A couple of years ago, about three-quarters of people who took an Olivet Nazarene University poll ranked mentorship as important. Yet only 37% of survey participants actually had one. That’s a shame, especially since a similar poll from CNBC noted that 9 in 10 people in a mentor-mentee relationship were satisfied occupationally.

If you think it might be tough to find someone who wants to be your mentor, remember to offer them something of value in return, whether it’s the market insight of someone from your age range or the promise to pay it forward when you’re in a position to mentor. Start within your company. Some organizations’ leaders will be willing to set up formal or informal mentorship programs to help their employees receive professional coaching, get primed for future leadership roles, and soak up new skills. If you can’t get a corporate-supported mentorship off the ground, go the “boots on the street” route.

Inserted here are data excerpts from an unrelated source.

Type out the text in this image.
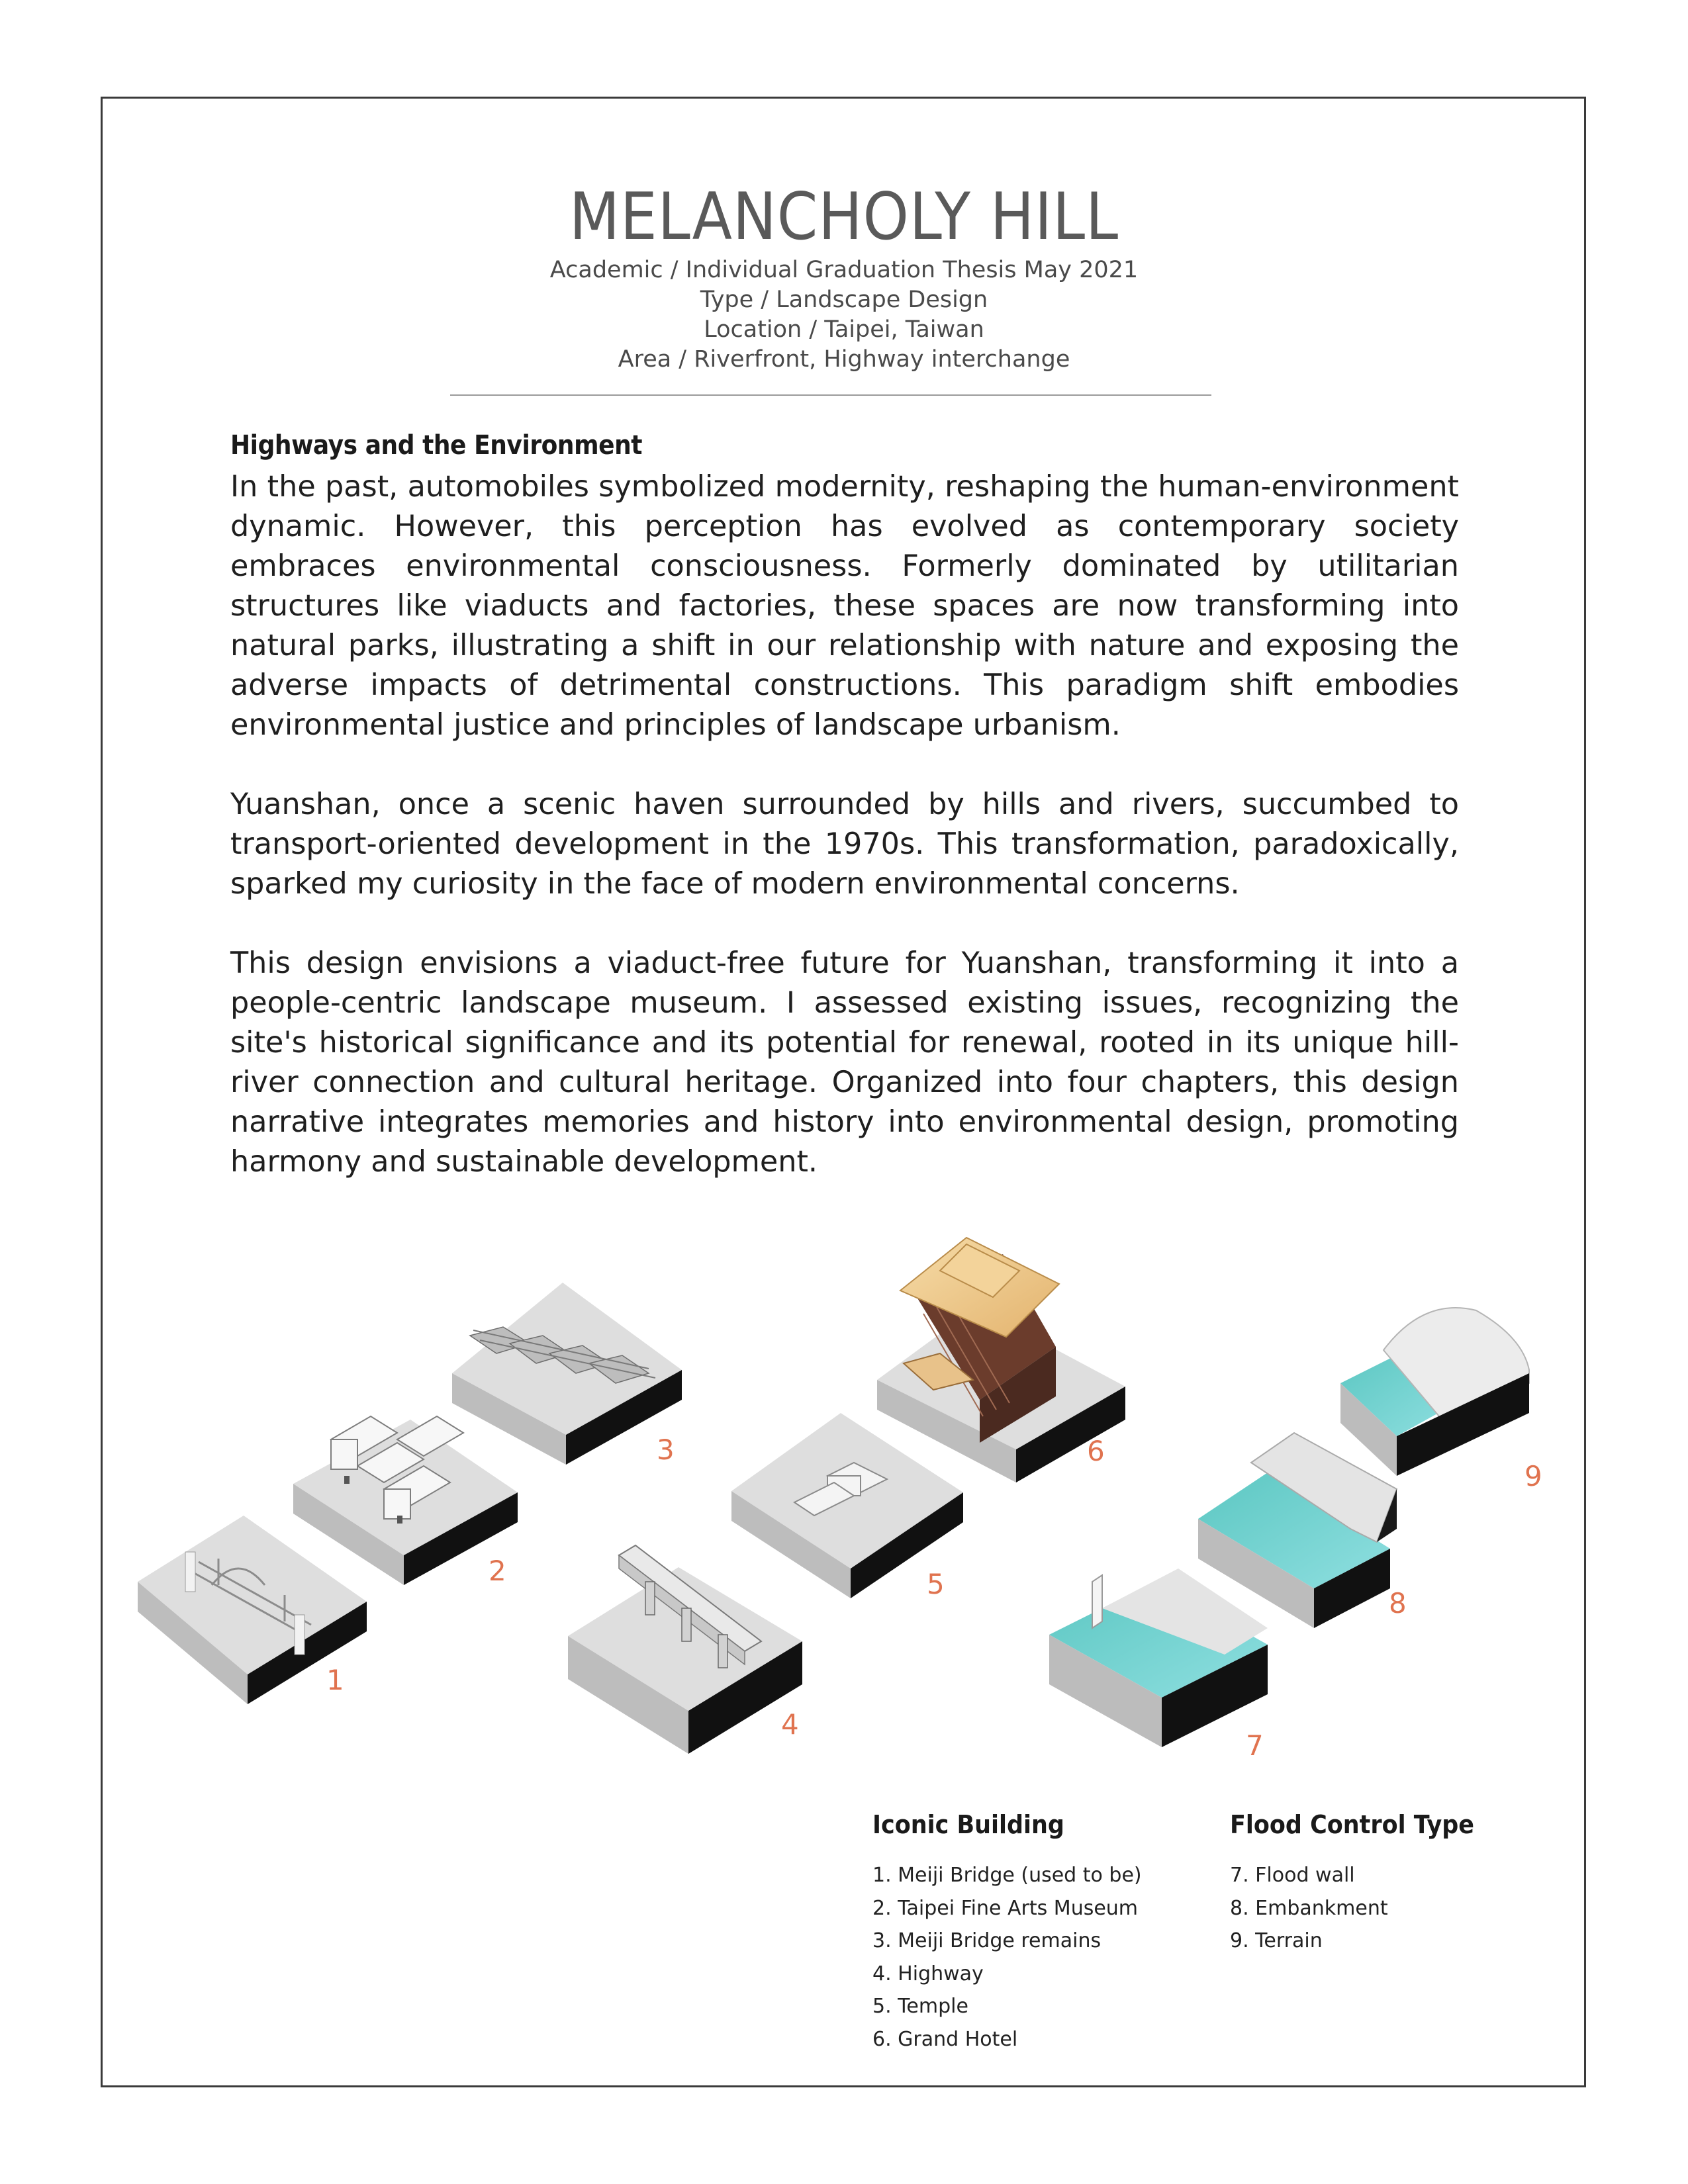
MELANCHOLY HILL

Academic / Individual Graduation Thesis May 2021

Type / Landscape Design

Location / Taipei, Taiwan

Area / Riverfront, Highway interchange

Highways and the Environment

In the past, automobiles symbolized modernity, reshaping the human-environment dynamic. However, this perception has evolved as contemporary society embraces environmental consciousness. Formerly dominated by utilitarian structures like viaducts and factories, these spaces are now transforming into natural parks, illustrating a shift in our relationship with nature and exposing the adverse impacts of detrimental constructions. This paradigm shift embodies environmental justice and principles of landscape urbanism.

Yuanshan, once a scenic haven surrounded by hills and rivers, succumbed to transport-oriented development in the 1970s. This transformation, paradoxically, sparked my curiosity in the face of modern environmental concerns.

This design envisions a viaduct-free future for Yuanshan, transforming it into a people-centric landscape museum. I assessed existing issues, recognizing the site's historical significance and its potential for renewal, rooted in its unique hill-river connection and cultural heritage. Organized into four chapters, this design narrative integrates memories and history into environmental design, promoting harmony and sustainable development.

1
2
3
4
5
6
7
8
9
Iconic Building
1. Meiji Bridge (used to be)
2. Taipei Fine Arts Museum
3. Meiji Bridge remains
4. Highway
5. Temple
6. Grand Hotel
Flood Control Type
7. Flood wall
8. Embankment
9. Terrain
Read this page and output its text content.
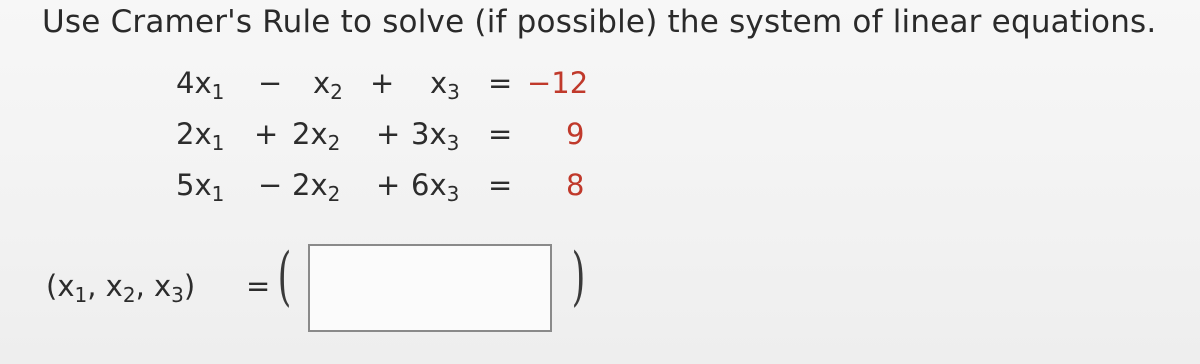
Use Cramer's Rule to solve (if possible) the system of linear equations.
$4x_1 - x_2 + x_3 = -12$
$2x_1 + 2x_2 + 3x_3 = 9$
$5x_1 - 2x_2 + 6x_3 = 8$
($x_1$, $x_2$, $x_3$) = (	)
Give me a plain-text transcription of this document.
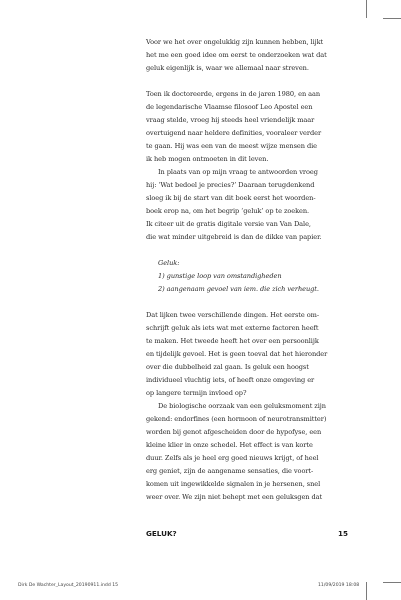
Voor we het over ongelukkig zijn kunnen hebben, lijkt
het me een goed idee om eerst te onderzoeken wat dat
geluk eigenlijk is, waar we allemaal naar streven.

Toen ik doctoreerde, ergens in de jaren 1980, en aan
de legendarische Vlaamse filosoof Leo Apostel een
vraag stelde, vroeg hij steeds heel vriendelijk maar
overtuigend naar heldere definities, vooraleer verder
te gaan. Hij was een van de meest wijze mensen die
ik heb mogen ontmoeten in dit leven.

In plaats van op mijn vraag te antwoorden vroeg
hij: ‘Wat bedoel je precies?’ Daaraan terugdenkend
sloeg ik bij de start van dit boek eerst het woorden-
boek erop na, om het begrip ‘geluk’ op te zoeken.
Ik citeer uit de gratis digitale versie van Van Dale,
die wat minder uitgebreid is dan de dikke van papier.

Geluk:
1) gunstige loop van omstandigheden
2) aangenaam gevoel van iem. die zich verheugt.

Dat lijken twee verschillende dingen. Het eerste om-
schrijft geluk als iets wat met externe factoren heeft
te maken. Het tweede heeft het over een persoonlijk
en tijdelijk gevoel. Het is geen toeval dat het hieronder
over die dubbelheid zal gaan. Is geluk een hoogst
individueel vluchtig iets, of heeft onze omgeving er
op langere termijn invloed op?

De biologische oorzaak van een geluksmoment zijn
gekend: endorfines (een hormoon of neurotransmitter)
worden bij genot afgescheiden door de hypofyse, een
kleine klier in onze schedel. Het effect is van korte
duur. Zelfs als je heel erg goed nieuws krijgt, of heel
erg geniet, zijn de aangename sensaties, die voort-
komen uit ingewikkelde signalen in je hersenen, snel
weer over. We zijn niet behept met een geluksgen dat

GELUK?	15
Dirk De Wachter_Layout_20190911.indd 15	11/09/2019 18:08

Look at the people in your network. Could any of them be the mentor you’ve been missing? No? That’s OK: Tell professionals you know that you want to be mentored. Ideally, your mentor should be someone who can provide you with insights, support, and advice at regular intervals, and you should be ready with specific questions and goals. Your mentor doesn’t have to be in your industry, either. Getting different perspectives from people who’ve made careers outside your “world” can help you become a more well-rounded (and more indispensable) employee.

Reaching success means something different to every person. Name the success you want to achieve. Then, remind yourself every morning that you have another 24 hours to turn those dreams into reality. You’re the CEO of your own career. It’s time to activate that power.